Tyrissa stepped out of their carriage as their
turn arrived, circling around to open the opposite door for her client and
scanning the organized chaos for potential threats. The air held a touch of
chill as the light of an autumn day died away to the west

When she exited the carriage, Olivianna had
donned her mask of convincing smiles and dark shining eyes, appearing every bit
happy to be here and oblivious to any inkling that she had anything less than
an equally grand entrance. Tyrissa fell in behind her as a second, leased
shadow, accessory and security. As they ascended the wide stairs to the
entrance, Olivianna nodded or gave faint waves to other attendees. Of the
pensive, silent girl in the carriage there was no sign. It was a skill Tyrissa
could only imagine, the effortless switching between personalities. Alvedo was
more like Zeris of Many Masks than she thought.

According to
A King Brought Low
, the
merchants disposed of the Khalan royal family out of frustration with their
extravagant spending and debts. As they crossed into the entry hall, Tyrissa
questioned that version of events. Lavish paintings of fanciful lakeside scenes
covered the walls, each with ornate, gilded frames. An array of crystalline
chandeliers and gilded lamps hung from the ceiling, their combined lights
sparkling in a constellation of excess. At either end of the hall, wide
carpeted stairways curved up to the second floor, split in half by brass
handrails that shone from polish.

Attendants split away from their employers as the
stream of theater-goers reached a line of ushers dressed in black coats
emblazoned with the crest of the Palace Theater, a wireframe outline of the
building’s façade.

“You name, madam?”

“Olivianna Alvedo.”

“Alvedo… Alvedo… ah,” he flipped over to a second
page, “You are a guest of Irenae van Braun. You’ve only one guard tonight?”

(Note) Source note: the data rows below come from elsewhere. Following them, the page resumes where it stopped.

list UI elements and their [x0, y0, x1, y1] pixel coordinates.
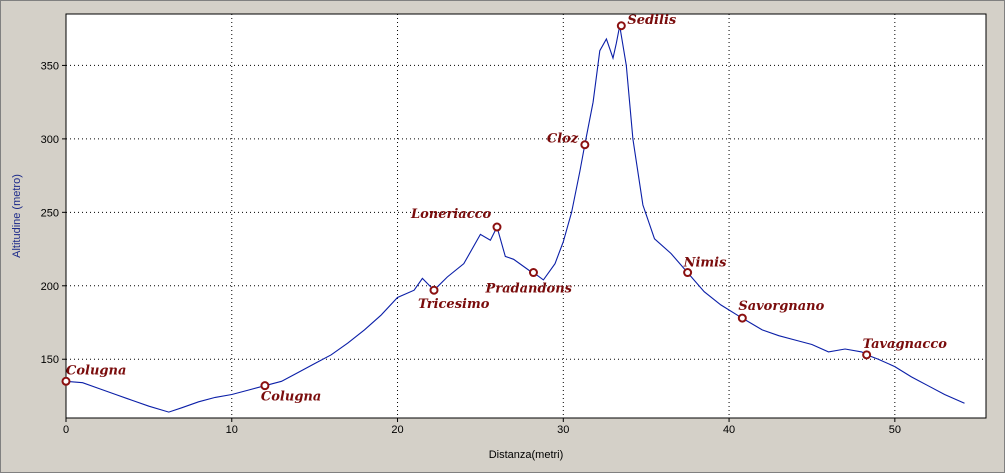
- waypoint-marker[interactable]: [862, 350, 872, 360]
- x-tick-label: 0: [63, 424, 69, 436]
- waypoint-marker[interactable]: [429, 285, 439, 295]
- waypoint-marker[interactable]: [737, 313, 747, 323]
- axis-ticks: 0 10 20 30 40 50 150 200 250 300 350: [41, 60, 901, 436]
- waypoint-label: Colugna: [66, 363, 126, 378]
- x-axis-label: Distanza(metri): [489, 449, 564, 461]
- y-tick-label: 200: [41, 281, 59, 293]
- x-tick-label: 50: [889, 424, 901, 436]
- x-tick-label: 10: [226, 424, 238, 436]
- x-tick-label: 30: [557, 424, 569, 436]
- y-tick-label: 350: [41, 60, 59, 72]
- waypoint-marker[interactable]: [616, 21, 626, 31]
- waypoint-marker[interactable]: [492, 222, 502, 232]
- waypoint-markers: Colugna Colugna Tricesimo Loneriacco Pradand…: [61, 13, 948, 405]
- waypoint-label: Nimis: [683, 256, 728, 271]
- y-axis-label: Altitudine (metro): [11, 174, 23, 258]
- waypoint-label: Loneriacco: [410, 207, 492, 222]
- waypoint-label: Cloz: [547, 132, 579, 147]
- waypoint-label: Savorgnano: [738, 299, 824, 314]
- plot-area: [65, 13, 987, 419]
- waypoint-label: Tavagnacco: [863, 337, 948, 352]
- elevation-line: [65, 25, 965, 413]
- y-tick-label: 250: [41, 207, 59, 219]
- waypoint-label: Tricesimo: [418, 297, 490, 312]
- waypoint-marker[interactable]: [528, 268, 538, 278]
- waypoint-marker[interactable]: [61, 376, 71, 386]
- y-tick-label: 300: [41, 134, 59, 146]
- waypoint-marker[interactable]: [580, 140, 590, 150]
- waypoint-marker[interactable]: [683, 268, 693, 278]
- waypoint-label: Sedilis: [627, 13, 677, 28]
- grid: [66, 14, 986, 418]
- x-tick-label: 20: [391, 424, 403, 436]
- waypoint-marker[interactable]: [260, 381, 270, 391]
- waypoint-label: Colugna: [261, 390, 321, 405]
- y-tick-label: 150: [41, 354, 59, 366]
- x-tick-label: 40: [723, 424, 735, 436]
- waypoint-label: Pradandons: [484, 282, 572, 297]
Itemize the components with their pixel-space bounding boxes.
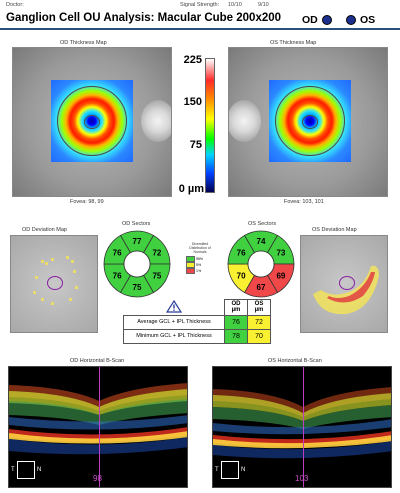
od-thickness-map-title: OD Thickness Map [60, 40, 107, 46]
od-fovea-label: Fovea: 98, 99 [70, 199, 104, 205]
table-header-row: OD µm OS µm [123, 299, 271, 316]
od-bscan[interactable]: 98 T N [8, 366, 188, 488]
row-label: Average GCL + IPL Thickness [123, 314, 225, 330]
table-row: Average GCL + IPL Thickness 76 72 [123, 314, 271, 330]
os-sector-value-2: 69 [276, 272, 285, 281]
os-deviation-overlay [313, 265, 379, 315]
os-bscan-slice-number: 103 [295, 474, 309, 483]
legend-top-note: Diversified [191, 242, 209, 246]
page-title: Ganglion Cell OU Analysis: Macular Cube … [6, 12, 282, 24]
legend-swatch-95 [186, 256, 195, 262]
os-deviation-map-title: OS Deviation Map [312, 227, 357, 233]
od-sector-value-1: 72 [152, 249, 161, 258]
thickness-colorbar [205, 58, 215, 193]
legend-swatch-1 [186, 268, 195, 274]
signal-strength-od: 10/10 [228, 2, 242, 8]
os-thickness-map[interactable] [228, 47, 388, 197]
colorbar-tick-225: 225 [183, 54, 202, 66]
os-label: OS [360, 14, 376, 26]
minimum-od-value: 78 [224, 328, 248, 344]
od-sectors-title: OD Sectors [122, 221, 151, 227]
od-measurement-ring [57, 86, 127, 156]
colorbar-tick-150: 150 [183, 96, 202, 108]
od-deviation-ellipse [47, 276, 63, 290]
os-sector-value-1: 73 [276, 249, 285, 258]
od-deviation-overlay [33, 256, 78, 305]
os-bscan-title: OS Horizontal B-Scan [268, 358, 322, 364]
os-sector-value-5: 76 [237, 249, 246, 258]
temporal-label: T [215, 467, 219, 473]
header-info-line: Doctor: Signal Strength: 10/10 9/10 [0, 0, 400, 10]
legend-label-5: 5% [196, 263, 202, 267]
legend-swatch-5 [186, 262, 195, 268]
orientation-icon [221, 461, 239, 479]
warning-triangle-icon [165, 299, 182, 313]
average-os-value: 72 [247, 314, 271, 330]
os-sector-value-4: 70 [237, 272, 246, 281]
od-sector-value-3: 75 [133, 283, 142, 292]
od-label: OD [302, 14, 318, 26]
od-bscan-title: OD Horizontal B-Scan [70, 358, 125, 364]
legend-entry: 5% [186, 262, 214, 268]
legend-label-95: 95% [196, 257, 204, 261]
os-inner-ring [302, 115, 318, 129]
od-bscan-layers [9, 383, 187, 455]
doctor-label: Doctor: [6, 2, 24, 8]
colorbar-tick-0: 0 µm [178, 183, 204, 195]
os-sector-center [247, 250, 275, 278]
nasal-label: N [37, 467, 42, 473]
title-bar: Ganglion Cell OU Analysis: Macular Cube … [0, 10, 400, 30]
os-bscan-slice-line [303, 367, 304, 487]
od-bscan-slice-number: 98 [93, 474, 102, 483]
os-bscan-layers [213, 387, 391, 459]
minimum-os-value: 70 [247, 328, 271, 344]
od-sector-center [123, 250, 151, 278]
signal-strength-os: 9/10 [258, 2, 269, 8]
warning-cell [123, 299, 225, 316]
od-sector-wheel: 77 72 75 75 76 76 [103, 230, 171, 298]
od-eye-button[interactable]: OD [302, 13, 332, 27]
od-deviation-map-title: OD Deviation Map [22, 227, 67, 233]
os-sector-wheel: 74 73 69 67 70 76 [227, 230, 295, 298]
od-thickness-map[interactable] [12, 47, 172, 197]
os-sector-value-3: 67 [257, 283, 266, 292]
os-dot-icon [346, 15, 356, 25]
normative-legend: Diversified Distribution of Normals 95% … [186, 242, 214, 274]
col-os-header: OS µm [247, 299, 271, 316]
os-fovea-label: Fovea: 103, 101 [284, 199, 324, 205]
os-sectors-title: OS Sectors [248, 221, 277, 227]
od-sector-value-5: 76 [113, 249, 122, 258]
optic-disc [229, 100, 261, 142]
row-label: Minimum GCL + IPL Thickness [123, 328, 225, 344]
legend-heading: Distribution of Normals [189, 246, 211, 254]
colorbar-tick-75: 75 [189, 139, 202, 151]
os-bscan[interactable]: 103 T N [212, 366, 392, 488]
signal-strength-label: Signal Strength: [180, 2, 220, 8]
od-bscan-slice-line [99, 367, 100, 487]
col-od-header: OD µm [224, 299, 248, 316]
od-deviation-map[interactable] [10, 235, 98, 333]
os-eye-button[interactable]: OS [346, 13, 375, 27]
od-sector-value-0: 77 [133, 237, 142, 246]
od-sector-value-2: 75 [152, 272, 161, 281]
os-sector-value-0: 74 [257, 237, 266, 246]
orientation-icon [17, 461, 35, 479]
table-row: Minimum GCL + IPL Thickness 78 70 [123, 328, 271, 344]
od-dot-icon [321, 15, 332, 25]
od-inner-ring [84, 115, 100, 129]
average-od-value: 76 [224, 314, 248, 330]
os-thickness-map-title: OS Thickness Map [270, 40, 317, 46]
od-sector-value-4: 76 [113, 272, 122, 281]
legend-entry: 95% [186, 256, 214, 262]
os-deviation-map[interactable] [300, 235, 388, 333]
optic-disc [141, 100, 171, 142]
temporal-label: T [11, 467, 15, 473]
os-deviation-ellipse [339, 276, 355, 290]
gcl-ipl-table: OD µm OS µm Average GCL + IPL Thickness … [123, 299, 271, 344]
nasal-label: N [241, 467, 246, 473]
os-measurement-ring [275, 86, 345, 156]
legend-label-1: 1% [196, 269, 202, 273]
legend-entry: 1% [186, 268, 214, 274]
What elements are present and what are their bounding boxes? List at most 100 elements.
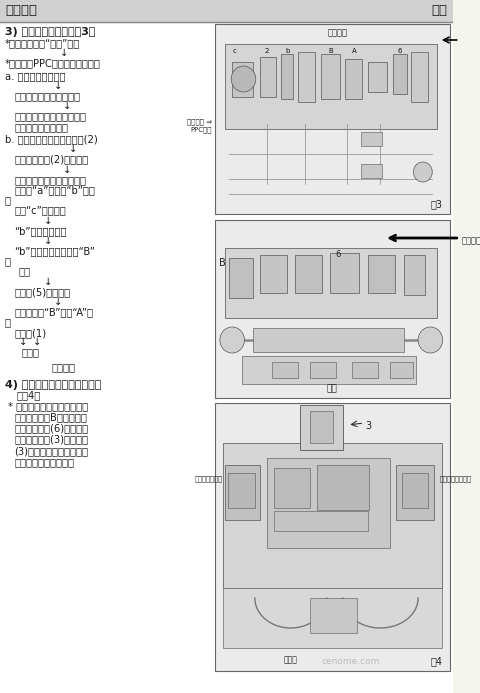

The brief tightening of her eyes spoke volumes.
This man had not the time to be impressed or otherwise with Olivianna. Tyrissa
kept a straight face. The night was going
well.

“Yes.”

He motioned to a clearly overworked usher and
said, “Box Two.”

As they crossed the lavish foyer, Tyrissa caught
sight of promotional posters for tonight show. ‘A long term winter engagement,’
they said, ‘The Master Bard from the Evelands: Giroon the Great.’ Tyrissa
recognized the name from the introduction to
Tales from Across the North
,
and had seen it mentioned here and there since.